In the early days of experiencing SCRUM we used to be in a dilemma about whether or not to size bugs. It was an old piece of software with a lot of history and therefore a lot of technical debt.
The backlog contained a mixture of new user stories and bugs. In the beginning we were assessing the bugs and assigning story points to them. This felt really “agile” and so we continued like that for some time.
However, the unpredictable nature of bug fixing really became a problem. During the sprint, a new high priority bug would come in and we didn’t know quite how to handle it. Cancel the sprint? Break the principle of respecting the team’s commitment for that sprint? How “big” is the bug? etc.

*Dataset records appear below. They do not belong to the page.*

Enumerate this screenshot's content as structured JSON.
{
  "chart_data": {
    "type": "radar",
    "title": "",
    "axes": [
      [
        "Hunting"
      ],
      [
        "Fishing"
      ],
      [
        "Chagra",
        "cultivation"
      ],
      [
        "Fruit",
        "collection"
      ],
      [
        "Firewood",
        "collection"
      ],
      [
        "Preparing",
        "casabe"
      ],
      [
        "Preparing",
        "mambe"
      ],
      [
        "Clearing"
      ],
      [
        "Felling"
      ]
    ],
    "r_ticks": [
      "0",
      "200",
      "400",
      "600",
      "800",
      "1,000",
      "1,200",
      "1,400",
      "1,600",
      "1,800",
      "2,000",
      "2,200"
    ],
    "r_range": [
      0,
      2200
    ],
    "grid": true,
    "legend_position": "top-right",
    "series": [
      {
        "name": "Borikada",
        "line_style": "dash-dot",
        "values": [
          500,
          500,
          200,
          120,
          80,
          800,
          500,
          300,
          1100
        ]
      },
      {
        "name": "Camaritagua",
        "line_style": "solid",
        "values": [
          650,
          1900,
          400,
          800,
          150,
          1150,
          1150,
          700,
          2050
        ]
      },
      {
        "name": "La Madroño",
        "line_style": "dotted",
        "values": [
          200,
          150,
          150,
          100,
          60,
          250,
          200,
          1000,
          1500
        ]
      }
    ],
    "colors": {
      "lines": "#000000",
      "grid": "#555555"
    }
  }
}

A year later and the team is very adept at working according to Agile principles and this is how we handle bugs:-
Remember that a team’s velocity represents it’s capacity to implement change (new features). Bugs are NOT sized. The team works in a mixture of SCRUM and Kanban depending on the business priority. If the business needs 100% focus on bug fixing then the team falls into a Kanban mode – picking bugs off the queue as they come in (we still maintain a 2 week sprint heartbeat). If the focus switches to new requirements then it’s in SCRUM mode – user story sizing and velocity based planning. Most of the time it’s a blend of new features and bug fixing. And the team’s velocity, over time, naturally reflects that.
At the end of the day, at least you have a velocity that reflects what the team is capable of in terms of implementing new features. Which is what the management need for road-mapping and planning.